Die Evangelische Stadtkirche St. Reinoldi an einem Sonntagnachmittag: Eine lange Schlange steht vor dem Eingang und wartet auf Einlass. Ein Orgelkonzert steht an. Ein Orgelkonzert? Die Schlange reicht weit in den Ostenhellweg hinein und sie wird immer länger, ein ungewöhnlicher Anblick für eine solche Veranstaltung. Das Konzert kann schließlich erst mit rund 15 Minuten Verspätung anfangen, erst dann sind alle drin und das Gotteshaus bis auf den letzten Platz gefüllt. Dieser Andrang hat einen Grund und der heißt Anna Lapwood. Die britische Organistin, die gerade mit dem »Opus Klassik« ausgezeichnet wurde, ist derzeit in aller Munde. Sie spielt in Kirchen, bei Popkonzerten und hat es geschafft, dass ihr Instrument so populär wie selten ist. Ihre Social-Media-Accounts gehen durch die Decke: über 300.000 Follower auf Facebook, mehr als eine halbe Million auf Instagram, über 900.000 auf TikTok. Was ist das Geheimnis ihres Erfolgs? Für ein Gespräch bleibt an diesem Tag keine Zeit, Lapwood wird nach dem Konzert von einer riesigen Traube ihrer Fans belagert. Unser Autor Guido Krawinkel verabredet sich für einen späteren Zeitpunkt mit ihr via Zoom – gar nicht so einfach, wenn man den übervollen Terminkalender der Organistin bedenkt…
Du bist Director of Music am Pembroke College (Cambridge), spielst weltweit Konzerte, übst nachts in der Royal Albert Hall, bist ein gefragter Talkgast und auch auf Social Media sehr aktiv. Hat dein Tag mehr als nur 24 Stunden oder wie schafft du das?
Ich wünschte, er hätte mehr. Es ist irgendwie verrückt. Neben dem Orgelspielen habe ich noch einen Vollzeitjob, der viel Verwaltung, E-Mails und eine ganz andere Art von Leben mit sich bringt. Jeder Teil meines Lebens fühlt sich an wie eine Pause vom anderen Teil. Wenn ich in Konzerten Orgel spiele, ist das eine Pause vom Dirigieren und von E-Mails. Und wenn ich dirigiere und E-Mails schreibe, ist das eine Pause vom Orgelspielen.
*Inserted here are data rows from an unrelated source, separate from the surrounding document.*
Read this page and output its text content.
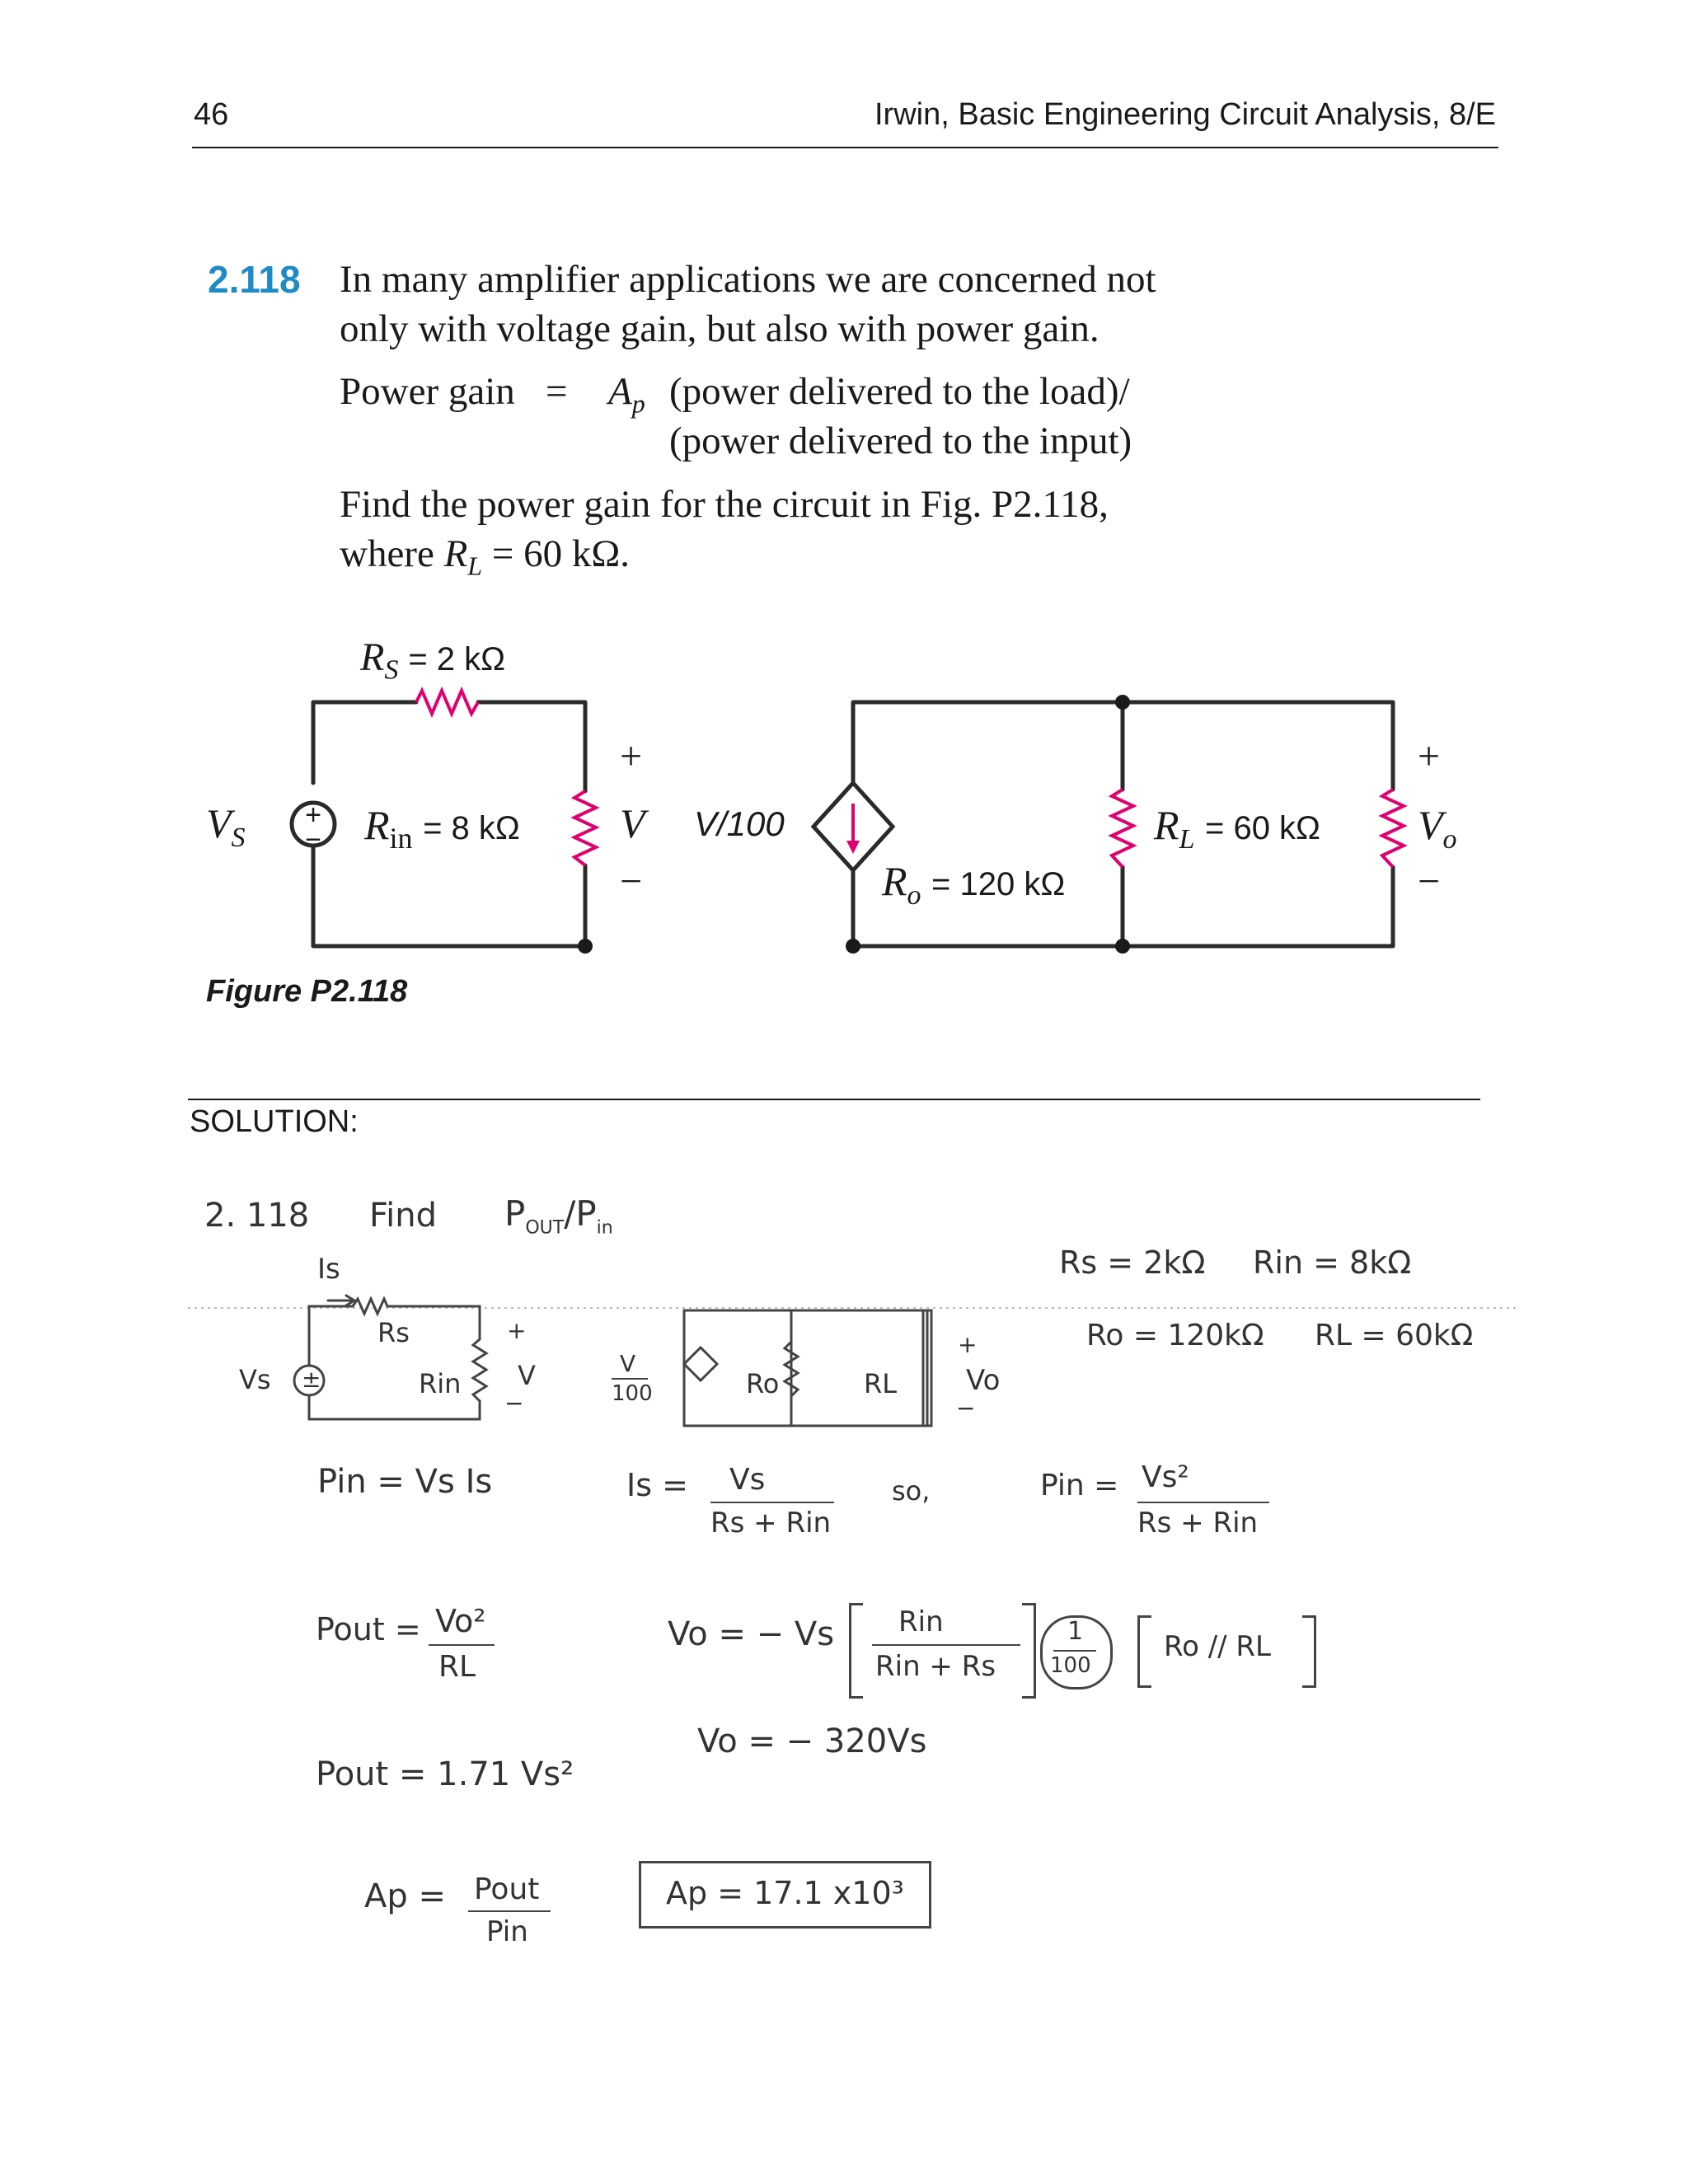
46	Irwin, Basic Engineering Circuit Analysis, 8/E
2.118 In many amplifier applications we are concerned not
only with voltage gain, but also with power gain.
Power gain = $A_p$ (power delivered to the load)/
(power delivered to the input)
Find the power gain for the circuit in Fig. P2.118,
where $R_L = 60$ kΩ.
+
−
$R_S = 2$ kΩ
$V_S$	$R_{in} = 8$ kΩ
+
V
−
V/100
$R_o = 120$ kΩ
$R_L = 60$ kΩ
+
$V_o$
−
Figure P2.118
SOLUTION:
2. 118 Find $P_{OUT}/P_{in}$
Rs = 2kΩ Rin = 8kΩ
Ro = 120kΩ RL = 60kΩ
Is
Rs
Vs ±	Rin
+
V
−
V
100	Ro	RL
+
Vo
−
Pin = Vs Is	Is = Vs
Rs + Rin
so,	Pin = Vs²
Rs + Rin
Pout = Vo²
RL
Vo = − Vs Rin
Rin + Rs
1
100
Ro // RL
Vo = − 320Vs
Pout = 1.71 Vs²
Ap = Pout
Pin
Ap = 17.1 x10³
Aber ja, der Zeitplan ist total verrückt. Im Moment bin ich jung und gesund, also kann ich arbeiten und arbeiten und arbeiten, und ich liebe es! Und solange ich es liebe, werde ich es weiter machen.
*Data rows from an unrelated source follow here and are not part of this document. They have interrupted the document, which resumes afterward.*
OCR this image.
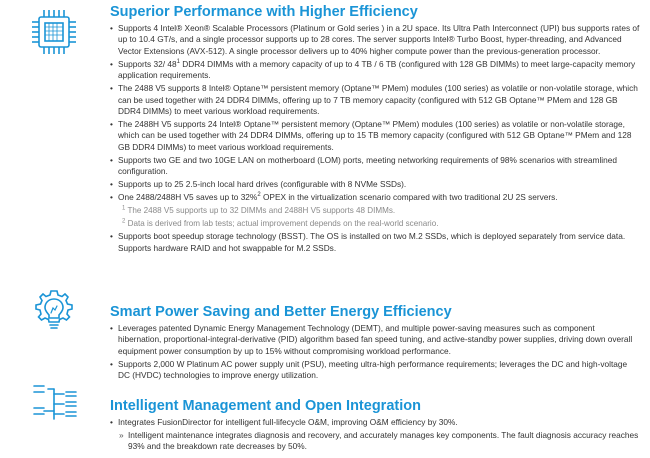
Superior Performance with Higher Efficiency
• Supports 4 Intel® Xeon® Scalable Processors (Platinum or Gold series ) in a 2U space. Its Ultra Path Interconnect (UPI) bus supports rates of up to 10.4 GT/s, and a single processor supports up to 28 cores. The server supports Intel® Turbo Boost, hyper-threading, and Advanced Vector Extensions (AVX-512). A single processor delivers up to 40% higher compute power than the previous-generation processor.
• Supports 32/ $48^1$ DDR4 DIMMs with a memory capacity of up to 4 TB / 6 TB (configured with 128 GB DIMMs) to meet large-capacity memory application requirements.
• The 2488 V5 supports 8 Intel® Optane™ persistent memory (Optane™ PMem) modules (100 series) as volatile or non-volatile storage, which can be used together with 24 DDR4 DIMMs, offering up to 7 TB memory capacity (configured with 512 GB Optane™ PMem and 128 GB DDR4 DIMMs) to meet various workload requirements.
• The 2488H V5 supports 24 Intel® Optane™ persistent memory (Optane™ PMem) modules (100 series) as volatile or non-volatile storage, which can be used together with 24 DDR4 DIMMs, offering up to 15 TB memory capacity (configured with 512 GB Optane™ PMem and 128 GB DDR4 DIMMs) to meet various workload requirements.
• Supports two GE and two 10GE LAN on motherboard (LOM) ports, meeting networking requirements of 98% scenarios with streamlined configuration.
• Supports up to 25 2.5-inch local hard drives (configurable with 8 NVMe SSDs).
• One 2488/2488H V5 saves up to 32%$^2$ OPEX in the virtualization scenario compared with two traditional 2U 2S servers.
$^1$ The 2488 V5 supports up to 32 DIMMs and 2488H V5 supports 48 DIMMs.
$^2$ Data is derived from lab tests; actual improvement depends on the real-world scenario.
• Supports boot speedup storage technology (BSST). The OS is installed on two M.2 SSDs, which is deployed separately from service data. Supports hardware RAID and hot swappable for M.2 SSDs.
Smart Power Saving and Better Energy Efficiency
• Leverages patented Dynamic Energy Management Technology (DEMT), and multiple power-saving measures such as component hibernation, proportional-integral-derivative (PID) algorithm based fan speed tuning, and active-standby power supplies, driving down overall equipment power consumption by up to 15% without compromising workload performance.
• Supports 2,000 W Platinum AC power supply unit (PSU), meeting ultra-high performance requirements; leverages the DC and high-voltage DC (HVDC) technologies to improve energy utilization.
Intelligent Management and Open Integration
• Integrates FusionDirector for intelligent full-lifecycle O&M, improving O&M efficiency by 30%.
» Intelligent maintenance integrates diagnosis and recovery, and accurately manages key components. The fault diagnosis accuracy reaches 93% and the breakdown rate decreases by 50%.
Es ist bemerkenswert, wie du auf der Orgel durchgestartet bist, dabei war sie ursprünglich ja gar nicht das Instrument deiner Wahl, oder?
Genau, ich war eigentlich fest entschlossen, professionelle Harfenistin zu werden. Für mich war dieser Karriereweg schon so gut wie vorgezeichnet. Dann habe ich mit Orgel angefangen, habe mich aber noch nicht sofort in sie verliebt. Die Harfe war lange Zeit mein Lieblingsinstrument. Als ich dann an die Universität ging, bekam ich ein Orgelstipendium, und die einzige Möglichkeit, um mit den Anforderungen Schritt zu halten, war, acht Stunden am Tag Orgel zu üben. So musste ich die Harfe beiseitelegen, weil ich keine Zeit mehr dafür hatte. Irgendwann überholte mein Orgel- mein Harfenspiel, und jetzt schreibe ich Transkriptionen und mache Filmmusik, was die Orgel in mein Herz gebracht hat. Ich vermisse die Harfe jedoch furchtbar. Ich habe immer noch eine, spiele sie allerdings nie.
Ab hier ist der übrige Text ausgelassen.